Publié le 22 janvier 2018 à 10:39 par Pierrick Arlot        Composant  Ambarella

Ambarella CV22

[CES 2018] Spécialiste des circuits intégrés de traitement vidéo HD et UltraHD à basse consommation, la société de semi-conducteurs Ambarella a dévoilé début janvier à l’occasion du CES les deux premiers membres d’une famille de processeurs de vision artificielle compatibles UltraHD et bâtis sur une architecture inédite baptisée CVflow.
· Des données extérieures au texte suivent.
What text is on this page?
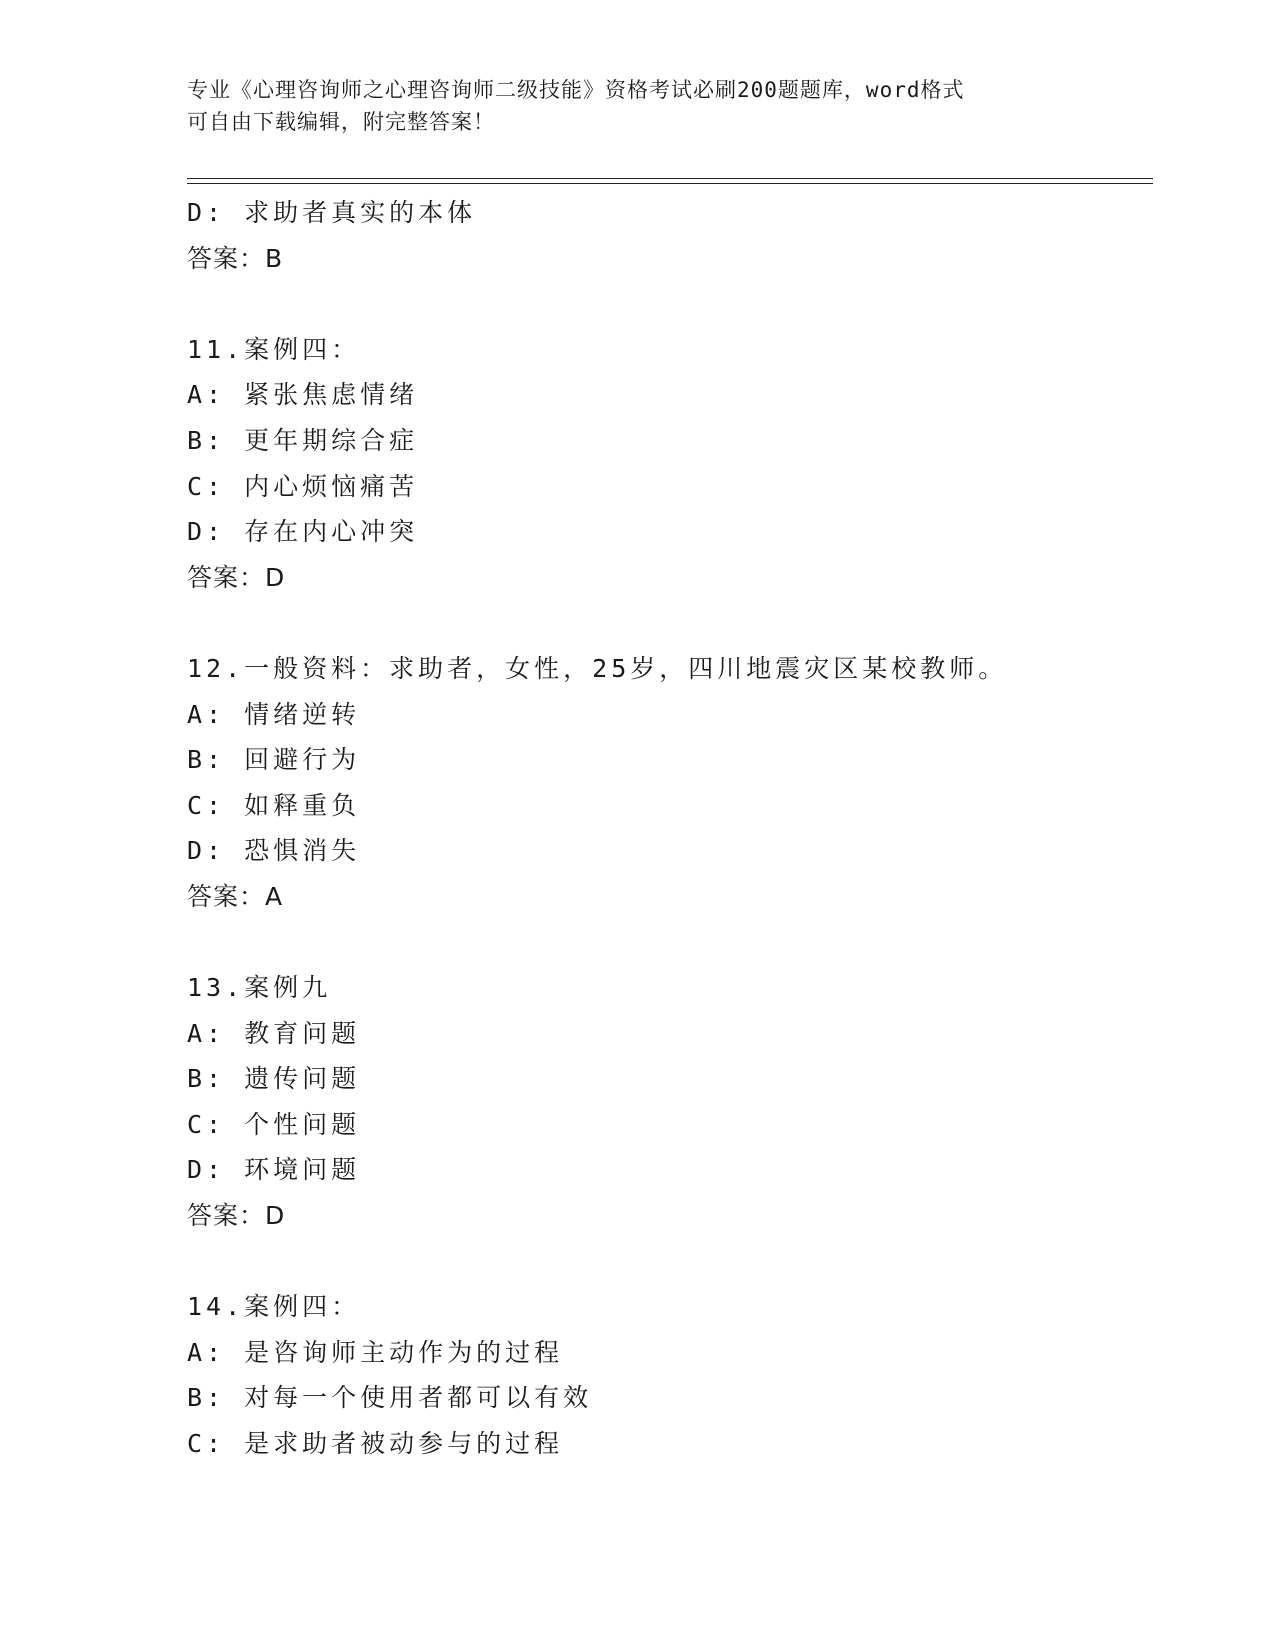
专业《心理咨询师之心理咨询师二级技能》资格考试必刷200题题库，word格式
可自由下载编辑，附完整答案！
D: 求助者真实的本体
答案：B
11.案例四：
A: 紧张焦虑情绪
B: 更年期综合症
C: 内心烦恼痛苦
D: 存在内心冲突
答案：D
12.一般资料：求助者，女性，25岁，四川地震灾区某校教师。
A: 情绪逆转
B: 回避行为
C: 如释重负
D: 恐惧消失
答案：A
13.案例九
A: 教育问题
B: 遗传问题
C: 个性问题
D: 环境问题
答案：D
14.案例四：
A: 是咨询师主动作为的过程
B: 对每一个使用者都可以有效
C: 是求助者被动参与的过程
Selon son concepteur, l’architecture CVflow, qui associe plus de 20 ans de recherche en perception environnementale à de récentes avancées en réseaux de neurones profonds (DNN, Deep Neural Network), est adaptée à l’exécution d’algorithmes de vision artificielle stéréoscopique et d’apprentissage au sein de diverses applications automobiles (systèmes ADAS, voiture autonome, rétroviseurs électroniques, équipements de vision panoramique…), de caméras de sécurité ou de drones entièrement autonomes.

Le CV1, le premier de ces processeurs de vision artificielle, s’accommode de résolutions 4K (ou huit millions de pixels) et peut détecter et reconnaître des objets génériques sans apprentissage jusqu’à 150 mètres pour des prises de décision plus fiables au sein d’applications d’assistance au conducteur ou de conduite autonome, assure Ambarella. Et ce d’autant que le bloc ISP (Image Signal Processor) intégré est capable d’effectuer du traitement à grande plage dynamique (HDR) et de fournir des images de haute qualité même dans des environnements à faible luminosité et à contraste élevé. Selon Ambarella, les utilisateurs peuvent aisément porter leurs propres réseaux de neurones sur le processeur CV1 en utilisant des outils d’apprentissage répandus comme Caffe ou TensorFlow.

Estampillé CV22, le second membre de la famille CVflow, est une puce-système SoC qui associe traitement d’image (grâce à un bloc ISP intégré), encodage vidéo 4Kp60 et vision artificielle au sein d’un seul circuit basse consommation. Fabriqué en technologie 10 nm et architecturé autour d’un quadruple cœur ARM Cortex-A53 cadencé à 1,2 GHz avec unité de calcul en virgule flottante (FPU) et extensions DSP Neon, ce processeur s’accommode lui aussi de résolutions 4K (ou huit millions de pixels), assure des fonctions de reconnaissance d'images et dispose de mécanismes de sécurité contre les attaques malveillantes (amorçage sécurisé, TrustZone, virtualisation des entrées/sorties, etc.). Le SoC, équipé de multiples interfaces (Gigabit Ethernet, bus CAN, USB 2.0 hôte et périphérique, contrôleurs SD Card, HDMI 2.0, Mipi-DSI/CSI…), peut aussi gérer plusieurs capteurs vidéo et corriger les erreurs et distorsions optiques.